The team at Common Approach to Impact Measurement has begun testing a solution that applies data science to impact measurement. They have developed a way of organizing the data—into what is known as an ontology—so that non-profits can aggregate multiple metrics and report metrics that are relevant to each particular funder.
For Kate Ruff, executive director and head of research at Common Approach to Impact Measurement, the next step to making this a reality was to integrate the data ontology into different impact measurement software platforms. Many have already amended their code to fit with this new way of organizing data.
This new way of codifying and organizing information will not only save non-profits time but also help impact investors better track the funding they hand out across multiple projects.

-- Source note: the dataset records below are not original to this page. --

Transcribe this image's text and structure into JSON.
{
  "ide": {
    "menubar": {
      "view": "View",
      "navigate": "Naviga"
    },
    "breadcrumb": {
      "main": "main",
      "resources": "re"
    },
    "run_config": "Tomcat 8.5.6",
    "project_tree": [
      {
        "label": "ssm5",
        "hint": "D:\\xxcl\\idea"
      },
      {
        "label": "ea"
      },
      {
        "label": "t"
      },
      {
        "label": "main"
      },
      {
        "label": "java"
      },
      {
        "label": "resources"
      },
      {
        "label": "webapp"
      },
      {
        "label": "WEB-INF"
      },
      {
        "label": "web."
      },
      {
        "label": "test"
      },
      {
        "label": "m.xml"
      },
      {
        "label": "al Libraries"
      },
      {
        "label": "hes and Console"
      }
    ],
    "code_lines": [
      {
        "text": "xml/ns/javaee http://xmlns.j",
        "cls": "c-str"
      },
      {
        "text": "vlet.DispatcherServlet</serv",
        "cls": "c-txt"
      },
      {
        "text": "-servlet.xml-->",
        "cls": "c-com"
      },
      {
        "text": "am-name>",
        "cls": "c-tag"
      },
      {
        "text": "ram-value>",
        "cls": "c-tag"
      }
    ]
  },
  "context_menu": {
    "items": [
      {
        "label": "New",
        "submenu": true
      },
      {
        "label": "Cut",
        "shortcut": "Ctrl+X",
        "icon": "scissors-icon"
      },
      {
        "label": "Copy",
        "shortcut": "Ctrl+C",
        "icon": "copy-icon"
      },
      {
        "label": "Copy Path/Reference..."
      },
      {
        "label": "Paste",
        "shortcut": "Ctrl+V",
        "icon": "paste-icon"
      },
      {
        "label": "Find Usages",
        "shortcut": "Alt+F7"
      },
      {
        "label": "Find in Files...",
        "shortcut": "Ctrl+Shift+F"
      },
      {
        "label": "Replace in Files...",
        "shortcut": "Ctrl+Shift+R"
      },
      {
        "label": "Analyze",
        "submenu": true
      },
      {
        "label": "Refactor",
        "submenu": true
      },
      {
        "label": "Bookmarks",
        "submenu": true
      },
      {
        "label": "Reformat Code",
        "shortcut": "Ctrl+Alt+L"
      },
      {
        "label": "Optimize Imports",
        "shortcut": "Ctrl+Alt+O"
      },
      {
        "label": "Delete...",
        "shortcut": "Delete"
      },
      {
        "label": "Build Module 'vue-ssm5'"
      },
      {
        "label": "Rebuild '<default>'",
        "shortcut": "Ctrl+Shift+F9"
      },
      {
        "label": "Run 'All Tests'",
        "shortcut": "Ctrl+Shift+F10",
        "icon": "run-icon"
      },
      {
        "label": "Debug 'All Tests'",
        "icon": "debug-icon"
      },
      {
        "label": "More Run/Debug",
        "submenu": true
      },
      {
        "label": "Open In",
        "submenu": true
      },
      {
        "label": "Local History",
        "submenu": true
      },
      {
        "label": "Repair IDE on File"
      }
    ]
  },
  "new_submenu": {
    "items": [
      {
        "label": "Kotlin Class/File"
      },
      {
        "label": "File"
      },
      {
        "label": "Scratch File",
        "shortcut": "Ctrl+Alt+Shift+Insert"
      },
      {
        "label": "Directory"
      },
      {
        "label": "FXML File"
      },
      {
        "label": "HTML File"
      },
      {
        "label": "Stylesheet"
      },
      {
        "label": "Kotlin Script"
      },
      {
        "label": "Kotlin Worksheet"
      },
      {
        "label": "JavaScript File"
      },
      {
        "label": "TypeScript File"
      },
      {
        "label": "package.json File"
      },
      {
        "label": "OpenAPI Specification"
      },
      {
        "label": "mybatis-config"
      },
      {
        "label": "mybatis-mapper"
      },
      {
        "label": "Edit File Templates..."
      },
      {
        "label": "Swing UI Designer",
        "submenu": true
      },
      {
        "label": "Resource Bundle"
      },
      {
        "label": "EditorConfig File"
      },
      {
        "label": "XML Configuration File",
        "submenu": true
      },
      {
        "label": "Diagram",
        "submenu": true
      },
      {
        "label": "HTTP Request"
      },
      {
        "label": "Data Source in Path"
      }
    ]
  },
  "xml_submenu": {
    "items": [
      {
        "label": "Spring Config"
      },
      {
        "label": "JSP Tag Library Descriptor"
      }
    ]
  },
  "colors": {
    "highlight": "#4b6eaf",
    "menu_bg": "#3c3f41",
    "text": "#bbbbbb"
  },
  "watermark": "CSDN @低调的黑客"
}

What we will look for next year:
Clean, robust and complete data is the first critical step before non-profits can begin developing custom machine-learning algorithms. We’re already seeing interesting applications of artificial intelligence: from Kids Help Phone’s partnership with the Vector Institute to better support frontline staff to CORDS, funded by Employment and Social Development Canada to connect youth to employment, education and social programs.
We’re also seeing tools that are specifically aimed at helping the non-profit sector become more efficient, from Navigator, an AI-based platform to help frontline workers design programs, to GrantOrb, a tool that populates grant applications within minutes.
There is no doubt that there is a desire – and now a capability – in the non-profit sector to embrace AI. However, next year will likely be full of ongoing questions about the ethics and drawbacks of automation – as well as a reckoning of how upcoming AI legislation will affect the social purpose sector.